Did you manually change the status of those particular things? Because that’s not what I was getting at.

All I did was look at the most common things I know off the top of my head are mistaken for web standards when they are not. I did not review anything else. So if you just changed the status of those things, there’s more fixes you need to make.

For instance, I just took another look, and I saw that BackgroundSync is not marked as non-standard. But Mozilla are negative on it:

> We're concerned that this feature would allow users to be tracked across networks (leaking private information about location and IP address and how they change over time), and that it would allow script execution and resource consumption when it isn't clear to the user that they're interacting with the site. We might reconsider this position given evidence that these concerns can be safely addressed.

https://mozilla.github.io/standards-positions/#background-sy...

And Apple have concerns and have not committed to it either:

> Adding concerns: power as generally having activity running in the background is not great for battery life.

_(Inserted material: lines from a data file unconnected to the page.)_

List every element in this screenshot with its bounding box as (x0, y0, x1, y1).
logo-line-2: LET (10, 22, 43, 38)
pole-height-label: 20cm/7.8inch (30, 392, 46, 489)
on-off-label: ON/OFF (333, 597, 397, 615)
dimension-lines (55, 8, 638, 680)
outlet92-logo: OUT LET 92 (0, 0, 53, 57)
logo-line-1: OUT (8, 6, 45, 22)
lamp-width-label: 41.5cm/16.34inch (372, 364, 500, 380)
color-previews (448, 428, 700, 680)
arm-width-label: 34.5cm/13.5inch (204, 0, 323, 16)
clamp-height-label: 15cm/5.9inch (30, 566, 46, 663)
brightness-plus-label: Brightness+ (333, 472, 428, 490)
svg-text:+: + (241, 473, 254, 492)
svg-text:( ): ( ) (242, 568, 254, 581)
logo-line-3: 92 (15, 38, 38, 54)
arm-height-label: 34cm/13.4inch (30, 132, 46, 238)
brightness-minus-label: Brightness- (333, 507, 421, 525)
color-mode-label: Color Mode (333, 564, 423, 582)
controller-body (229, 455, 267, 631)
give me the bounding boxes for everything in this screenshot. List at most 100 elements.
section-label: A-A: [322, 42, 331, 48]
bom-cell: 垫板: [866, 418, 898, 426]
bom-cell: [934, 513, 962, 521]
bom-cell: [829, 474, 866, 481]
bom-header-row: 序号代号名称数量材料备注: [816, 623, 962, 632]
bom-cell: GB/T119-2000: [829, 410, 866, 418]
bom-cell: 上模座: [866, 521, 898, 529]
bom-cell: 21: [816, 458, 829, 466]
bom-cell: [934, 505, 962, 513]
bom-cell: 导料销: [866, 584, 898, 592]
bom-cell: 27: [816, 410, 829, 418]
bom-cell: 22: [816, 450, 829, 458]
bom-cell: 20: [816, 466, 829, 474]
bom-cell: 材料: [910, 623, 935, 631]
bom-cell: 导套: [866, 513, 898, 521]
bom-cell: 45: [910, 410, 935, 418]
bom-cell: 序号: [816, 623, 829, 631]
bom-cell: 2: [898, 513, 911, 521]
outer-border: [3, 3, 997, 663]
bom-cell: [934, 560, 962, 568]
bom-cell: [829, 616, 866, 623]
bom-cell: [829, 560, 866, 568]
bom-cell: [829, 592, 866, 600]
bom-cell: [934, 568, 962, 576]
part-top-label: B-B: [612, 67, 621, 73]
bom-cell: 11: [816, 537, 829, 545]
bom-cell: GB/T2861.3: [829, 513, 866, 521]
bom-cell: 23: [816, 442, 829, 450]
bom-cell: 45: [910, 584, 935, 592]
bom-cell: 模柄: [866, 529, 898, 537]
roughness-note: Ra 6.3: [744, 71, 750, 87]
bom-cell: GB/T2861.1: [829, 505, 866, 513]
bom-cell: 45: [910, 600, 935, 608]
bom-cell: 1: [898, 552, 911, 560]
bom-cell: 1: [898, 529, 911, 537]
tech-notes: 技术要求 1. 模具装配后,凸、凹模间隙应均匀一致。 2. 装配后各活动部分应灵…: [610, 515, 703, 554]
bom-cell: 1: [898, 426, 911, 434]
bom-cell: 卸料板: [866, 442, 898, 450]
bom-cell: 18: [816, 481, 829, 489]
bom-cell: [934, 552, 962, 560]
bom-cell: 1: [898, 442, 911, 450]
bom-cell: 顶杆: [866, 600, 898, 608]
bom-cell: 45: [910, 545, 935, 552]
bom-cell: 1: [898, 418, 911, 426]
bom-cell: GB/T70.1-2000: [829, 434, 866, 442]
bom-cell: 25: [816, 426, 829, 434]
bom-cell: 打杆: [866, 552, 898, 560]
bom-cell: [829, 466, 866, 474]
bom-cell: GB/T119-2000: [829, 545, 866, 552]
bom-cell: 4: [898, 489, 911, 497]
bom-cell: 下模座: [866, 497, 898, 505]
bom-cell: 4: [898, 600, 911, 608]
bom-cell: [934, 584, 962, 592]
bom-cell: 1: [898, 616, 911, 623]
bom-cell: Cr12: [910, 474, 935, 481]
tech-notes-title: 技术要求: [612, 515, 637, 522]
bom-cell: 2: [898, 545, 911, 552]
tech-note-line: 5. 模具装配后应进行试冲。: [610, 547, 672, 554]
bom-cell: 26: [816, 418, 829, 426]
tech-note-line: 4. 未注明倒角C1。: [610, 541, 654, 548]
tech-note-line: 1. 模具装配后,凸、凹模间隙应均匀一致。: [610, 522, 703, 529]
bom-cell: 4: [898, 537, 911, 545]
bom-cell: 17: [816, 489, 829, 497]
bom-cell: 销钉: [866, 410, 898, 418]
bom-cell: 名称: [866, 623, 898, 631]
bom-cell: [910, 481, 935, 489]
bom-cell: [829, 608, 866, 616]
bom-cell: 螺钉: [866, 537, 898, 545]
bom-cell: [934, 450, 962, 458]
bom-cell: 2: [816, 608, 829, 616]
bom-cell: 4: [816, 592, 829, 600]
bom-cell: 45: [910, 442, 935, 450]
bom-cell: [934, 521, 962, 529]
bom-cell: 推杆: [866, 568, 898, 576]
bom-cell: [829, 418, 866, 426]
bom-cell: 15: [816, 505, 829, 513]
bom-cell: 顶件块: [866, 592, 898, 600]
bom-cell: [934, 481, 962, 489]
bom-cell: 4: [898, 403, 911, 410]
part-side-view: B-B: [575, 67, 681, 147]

In my experience as a user of "native" apps this can also be tricky to get right. Sometimes background syncing would have taken place, but the moment you open the app it does another sync and blows away the content you just started to read.

> Adding concerns: privacy as this would allow a website to monitor you switching IP addresses. As the draft notes there also some network attacker leaks due to this, revealing origins that you visit that use this functionality to them.

https://github.com/WebKit/standards-positions/issues/14

If you look at the spec. it has “Unofficial draft” displayed very prominently all over it, and also states:

> It is not a W3C Standard nor is it on the W3C Standards Track.

https://wicg.github.io/background-sync/spec/

So again, this seems to be a Blink-only API that only Google have implemented, not standard functionality. How many of these fails are actually just Google doing their own thing with no buy-in from other rendering engines? “PWAscore” is a reasonable thing to build, but “Chromescore” where you measure against all the non-standard things Google have implemented by themselves is not a reasonable thing to build.

Also, you have “Not supported” for push notifications in Safari, but if you check Can I Use, you will see that it works for installed PWAs and is only unavailable to websites you visit. Since the purpose of your site is to score based on PWA support, this should be a success, not a fail.

Personally, I would remove all the non-standard stuff. Not give a big list of standard and non-standard stuff mixed together.